Is metering on your product roadmap, or only on your pricing page? Usage-based pricing listed on a pricing page is marketing. Metering infrastructure built into the product is architecture. The first is reversible. The second is what makes everything that follows possible: accurate billing, usage-based expansion, product-qualified lead detection, cost forecasting for customers. All of it depends on the same foundation.
The connection to PLG
Product-led growth depends on product signals. You cannot identify a product-qualified lead without knowing what that user has done inside the product. Nor trigger an expansion motion without knowing that a team has hit a usage threshold. You cannot optimize your activation flow without knowing where customers drop off.
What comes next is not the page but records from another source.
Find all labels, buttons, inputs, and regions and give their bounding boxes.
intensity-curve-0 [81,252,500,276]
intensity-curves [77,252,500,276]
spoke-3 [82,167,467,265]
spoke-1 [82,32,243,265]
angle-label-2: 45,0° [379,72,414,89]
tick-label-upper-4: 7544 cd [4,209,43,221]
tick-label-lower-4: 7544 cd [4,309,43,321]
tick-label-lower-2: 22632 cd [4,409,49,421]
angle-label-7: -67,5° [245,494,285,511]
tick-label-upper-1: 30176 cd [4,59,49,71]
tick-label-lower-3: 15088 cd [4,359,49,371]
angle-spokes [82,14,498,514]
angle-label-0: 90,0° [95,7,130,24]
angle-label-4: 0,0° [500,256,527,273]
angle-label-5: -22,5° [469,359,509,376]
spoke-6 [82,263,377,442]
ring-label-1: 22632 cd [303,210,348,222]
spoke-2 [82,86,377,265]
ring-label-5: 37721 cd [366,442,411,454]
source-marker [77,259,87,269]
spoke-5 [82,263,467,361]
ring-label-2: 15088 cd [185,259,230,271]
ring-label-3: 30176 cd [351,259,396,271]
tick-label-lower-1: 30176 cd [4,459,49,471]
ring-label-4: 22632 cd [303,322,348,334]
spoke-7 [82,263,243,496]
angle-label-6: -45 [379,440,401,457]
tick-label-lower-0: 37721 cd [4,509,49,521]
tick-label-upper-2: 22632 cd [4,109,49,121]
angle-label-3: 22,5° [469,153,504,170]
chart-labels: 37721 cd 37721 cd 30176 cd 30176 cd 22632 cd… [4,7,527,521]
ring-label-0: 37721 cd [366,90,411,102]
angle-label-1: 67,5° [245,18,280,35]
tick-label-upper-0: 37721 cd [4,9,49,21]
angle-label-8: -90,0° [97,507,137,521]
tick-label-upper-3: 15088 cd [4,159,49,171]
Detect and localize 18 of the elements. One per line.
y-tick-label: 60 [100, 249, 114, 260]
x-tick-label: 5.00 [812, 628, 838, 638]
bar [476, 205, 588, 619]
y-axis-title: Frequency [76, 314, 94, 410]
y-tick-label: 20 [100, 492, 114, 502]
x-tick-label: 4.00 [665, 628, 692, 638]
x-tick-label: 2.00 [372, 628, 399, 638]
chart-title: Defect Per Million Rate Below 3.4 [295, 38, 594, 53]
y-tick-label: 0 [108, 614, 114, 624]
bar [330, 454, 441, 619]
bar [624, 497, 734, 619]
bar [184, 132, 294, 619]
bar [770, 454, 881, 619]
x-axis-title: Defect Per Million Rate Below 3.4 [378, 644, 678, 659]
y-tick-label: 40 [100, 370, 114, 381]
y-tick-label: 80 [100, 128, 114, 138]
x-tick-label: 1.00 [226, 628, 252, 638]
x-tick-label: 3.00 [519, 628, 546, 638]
Metering at the level required for usage-based pricing is the same infrastructure that makes PLG operational. They are not separate concerns. A product that knows exactly what every customer consumes, in real time, is a product that can run a PLG motion, price correctly, and identify expansion opportunities without a sales team asking. A product without that instrumentation is flying blind on all three.
FAQs
Usage-based pricing is a model where customers pay based on how much they actually consume rather than a fixed monthly or annual fee. The unit of consumption varies: API calls, data ingested, tasks completed, AI queries processed, or minutes of usage. The model aligns cost with value and allows revenue to expand naturally as customers grow, without requiring contract renegotiation.
Metering is the product infrastructure that tracks how customers consume a product in real time, at the granularity required to price and bill accurately. Without metering, usage-based pricing is not operationally possible. Building metering into a live product after launch takes three to six months of engineering work and creates technical debt that constrains future pricing changes. Building it from the start is a product architecture decision, not a billing one.
A subscription charges a fixed fee regardless of how much the customer uses the product. Usage-based pricing charges for actual consumption. Most modern SaaS products use a hybrid model: a base subscription that covers access, combined with a usage component that captures expansion as consumption grows. The hybrid avoids bill shock for customers while preserving the expansion economics of consumption pricing.
Per-seat pricing as the only pricing dimension has collapsed to 8% of the SaaS market (OpenView, 2025). More than 80% of SaaS companies still include a seat component as part of a hybrid model, but relying on seats alone is no longer viable when AI agents can do the work of multiple users and when enterprise buyers have spent years paying for unused seats. The direction is clear: usage and outcome-based components are growing as the primary revenue drivers.
Kong, the API gateway company, acquired OpenMeter, an open-source usage metering and billing platform, in September 2025. The acquisition was driven by the recognition that in the AI era, billing has become a metering problem. AI agents trigger thousands of API calls per second, requiring infrastructure that can track and price that consumption precisely in real time. Kong integrated OpenMeter into its Konnect platform to treat metering as foundational infrastructure, at the same layer as API routing and security.